First, in an interview on evolver.fm, long time music blogger Sean Adams bemoaned the slow death of MP3 blogs. While bloggers took over gatekeeper influence from publications like Rolling Stone in the 2000s, these same people are finding their influence waning as people’s individual social feeds are influencing their circles. That may not be an issue for some, but for new artists looking to break, it becomes a problem. As Adams points out, he used to hammer away at an artists’ importance until the audience catches on. Social feeds, on the other hand, are only focused on talking about things that are shiny and new. As he says so eloquently, “I’d argue that an obsession with the new has been more damaging to music than piracy.” That’s a classic symptom of anyone with ADD.

This led to a reminder by Disc & D.A.T. publisher Steve Meyer of a quote made 2 weeks ago by Rio Caraeff, the CEO of VEVO. He said, “Piracy is a bit like the war on drugs, it’s an unwinnable war…but I think the solution is to provide access to entertainment to as many people as possible, through a variety of different models.” While it’s always refreshing to hear that fighting piracy is a waste of time, the solution offered is not ideal either. Providing wide access, which has been growing, seems like a great thing for many. However, this just leads to further difficulties for those looking to break in. With wider access comes larger difficulties in discoverability. Most people, faced with too many entertainment choices, will just default to what is safe or what they know. Couple this access with Sean Adams’ observation, and we just create a constant ADD assault where no new music sticks.

This assault was felt by many thru industry blogger Bob Lefsetz. After commenting on an unsigned artist that actually got his attention, he got assaulted with many more unsigned artists that led him to berate people for sending him their music. This didn’t sit well with many, including my artist friend Syd who asked, “If Bob Lefsetz isn’t listening, who is?” Syd says it’s Bob’s obligation to listen to music, where I believe it’s the artist’s obligation to effectively command attention.
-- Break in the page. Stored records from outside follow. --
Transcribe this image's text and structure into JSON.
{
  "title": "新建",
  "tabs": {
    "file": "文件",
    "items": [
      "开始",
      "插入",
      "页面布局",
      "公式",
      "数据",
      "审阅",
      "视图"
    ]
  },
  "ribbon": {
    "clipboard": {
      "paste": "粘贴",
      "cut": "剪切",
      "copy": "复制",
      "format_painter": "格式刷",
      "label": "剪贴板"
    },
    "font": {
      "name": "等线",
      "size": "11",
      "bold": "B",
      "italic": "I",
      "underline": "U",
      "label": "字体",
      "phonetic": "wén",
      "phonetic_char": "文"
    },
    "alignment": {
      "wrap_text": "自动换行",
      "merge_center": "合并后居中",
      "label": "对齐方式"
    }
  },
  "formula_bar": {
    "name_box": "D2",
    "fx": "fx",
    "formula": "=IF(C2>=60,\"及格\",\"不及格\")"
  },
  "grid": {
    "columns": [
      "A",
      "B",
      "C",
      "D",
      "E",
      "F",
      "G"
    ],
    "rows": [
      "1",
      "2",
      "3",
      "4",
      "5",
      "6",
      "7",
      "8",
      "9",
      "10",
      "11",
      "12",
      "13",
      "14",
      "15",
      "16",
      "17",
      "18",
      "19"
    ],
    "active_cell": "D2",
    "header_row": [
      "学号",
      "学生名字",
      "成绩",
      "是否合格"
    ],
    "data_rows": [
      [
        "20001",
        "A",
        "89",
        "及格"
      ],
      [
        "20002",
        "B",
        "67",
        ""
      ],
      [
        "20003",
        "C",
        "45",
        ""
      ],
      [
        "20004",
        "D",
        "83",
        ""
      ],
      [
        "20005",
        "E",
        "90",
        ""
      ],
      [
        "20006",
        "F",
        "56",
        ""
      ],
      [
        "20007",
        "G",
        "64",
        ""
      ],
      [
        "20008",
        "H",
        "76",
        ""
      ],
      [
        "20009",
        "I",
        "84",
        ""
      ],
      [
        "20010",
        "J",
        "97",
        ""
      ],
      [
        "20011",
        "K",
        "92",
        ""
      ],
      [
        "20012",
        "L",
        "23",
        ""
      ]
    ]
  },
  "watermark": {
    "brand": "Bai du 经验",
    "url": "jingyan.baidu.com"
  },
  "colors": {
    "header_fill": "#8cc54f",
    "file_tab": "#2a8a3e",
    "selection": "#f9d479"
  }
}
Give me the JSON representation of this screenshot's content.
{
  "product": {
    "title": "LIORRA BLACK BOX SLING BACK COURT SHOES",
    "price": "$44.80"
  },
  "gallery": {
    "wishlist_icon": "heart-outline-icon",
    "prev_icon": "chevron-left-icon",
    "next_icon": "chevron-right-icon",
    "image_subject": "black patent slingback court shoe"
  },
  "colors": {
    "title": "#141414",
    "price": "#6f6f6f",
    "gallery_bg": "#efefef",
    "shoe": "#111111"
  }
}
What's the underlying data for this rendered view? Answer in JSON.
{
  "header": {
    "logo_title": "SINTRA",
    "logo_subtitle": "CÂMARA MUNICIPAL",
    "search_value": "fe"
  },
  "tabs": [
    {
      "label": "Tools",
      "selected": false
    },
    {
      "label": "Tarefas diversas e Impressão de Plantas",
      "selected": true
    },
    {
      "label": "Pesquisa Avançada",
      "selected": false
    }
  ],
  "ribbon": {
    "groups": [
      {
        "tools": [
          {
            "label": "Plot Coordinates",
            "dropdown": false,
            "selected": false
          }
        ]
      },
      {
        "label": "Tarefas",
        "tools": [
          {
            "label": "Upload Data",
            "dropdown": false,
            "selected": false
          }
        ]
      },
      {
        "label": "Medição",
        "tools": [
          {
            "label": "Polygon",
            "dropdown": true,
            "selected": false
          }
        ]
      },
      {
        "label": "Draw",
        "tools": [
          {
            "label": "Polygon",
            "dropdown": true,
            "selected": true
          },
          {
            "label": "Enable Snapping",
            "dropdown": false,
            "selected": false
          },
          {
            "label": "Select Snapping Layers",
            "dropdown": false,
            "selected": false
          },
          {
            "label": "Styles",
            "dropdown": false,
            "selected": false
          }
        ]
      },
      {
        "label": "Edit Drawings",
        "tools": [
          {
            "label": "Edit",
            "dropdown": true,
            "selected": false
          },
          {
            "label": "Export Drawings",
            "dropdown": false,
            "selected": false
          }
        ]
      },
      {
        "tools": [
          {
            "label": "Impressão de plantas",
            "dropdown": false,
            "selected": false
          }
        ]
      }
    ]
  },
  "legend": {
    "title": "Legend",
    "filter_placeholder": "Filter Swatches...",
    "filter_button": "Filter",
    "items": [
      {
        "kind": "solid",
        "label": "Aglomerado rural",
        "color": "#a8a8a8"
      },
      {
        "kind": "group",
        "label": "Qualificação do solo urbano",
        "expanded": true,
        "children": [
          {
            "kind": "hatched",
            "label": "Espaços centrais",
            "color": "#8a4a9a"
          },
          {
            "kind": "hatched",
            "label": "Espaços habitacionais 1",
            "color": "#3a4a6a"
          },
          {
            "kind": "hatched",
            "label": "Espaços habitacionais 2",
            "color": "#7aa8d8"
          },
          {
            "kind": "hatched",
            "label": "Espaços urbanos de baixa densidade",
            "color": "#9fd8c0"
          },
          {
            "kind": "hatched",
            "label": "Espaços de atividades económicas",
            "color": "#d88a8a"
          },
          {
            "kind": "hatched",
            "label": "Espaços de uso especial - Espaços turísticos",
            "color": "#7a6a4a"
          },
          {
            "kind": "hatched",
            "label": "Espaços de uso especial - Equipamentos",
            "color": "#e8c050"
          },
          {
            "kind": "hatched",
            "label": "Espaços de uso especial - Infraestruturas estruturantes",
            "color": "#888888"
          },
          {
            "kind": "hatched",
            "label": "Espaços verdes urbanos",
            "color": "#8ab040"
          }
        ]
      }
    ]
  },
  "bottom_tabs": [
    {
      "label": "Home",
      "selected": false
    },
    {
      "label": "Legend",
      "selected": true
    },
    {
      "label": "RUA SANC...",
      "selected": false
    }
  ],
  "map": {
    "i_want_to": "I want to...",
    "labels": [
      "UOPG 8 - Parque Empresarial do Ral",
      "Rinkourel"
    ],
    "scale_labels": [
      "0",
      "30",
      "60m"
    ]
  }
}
Whose issue is it when Bob’s ADD kicks in with the onslaught of requests?

Whatever the communication method, I always respond to the ones who commanded my attention, who breaks thru my personal ADD tendencies. Berating a gatekeeper or listener for not listening is not their fault, it’s your fault. It’s your job to figure out how to get someone to see you and keep them engaged. It is certainly harder, but that just means you have to work smarter. Bob got slammed with artist emails in the last 48 hours. Do you know how many people reached out to him via Twitter to listen to their music in that same time? One. That’s right. Only one. That doesn’t guarantee Bob will hear the music either, but I think I’ll more likely be seen when I’m the only one doing it instead of following the herd.

And whether you agree with any of the above or not, it doesn’t matter. I’m over 500 words in and I’ve got your attention. Enough to mention I help solve many of these attention problems with my latest book Hack Your Hit. I did it by providing worthwhile content. I promoted it solely by placing it on my Twitter and Facebook feeds. You didn’t have to come here. You certainly didn’t have to read this far. To Bob’s point, I didn’t force this upon you. You came to me. And I thank you for it.

To further thank you, I want to hear your stories of how you successfully got attention. Email me your stories in 150 words or less to jay futurehitdna com. In a couple of weeks, I will pick the 5 stories that got my attention the most and post them on this blog. Each of the selected stories will get an autographed copy of my new book Hack Your Hit and a free DigSin T-shirt (that’s my label that gives its music away for free if you didn’t know).

ADD is a fact of life now in so many aspects of daily life. It’s not pleasant, but it’s reality. To understand that the music fan likely suffers from it is to figure out the best way to work against it. Ignoring it as a hurdle to success just guarantees you’ll trip over it and fall on your face. I look forward to reading your successes and seeing how well you command my attention.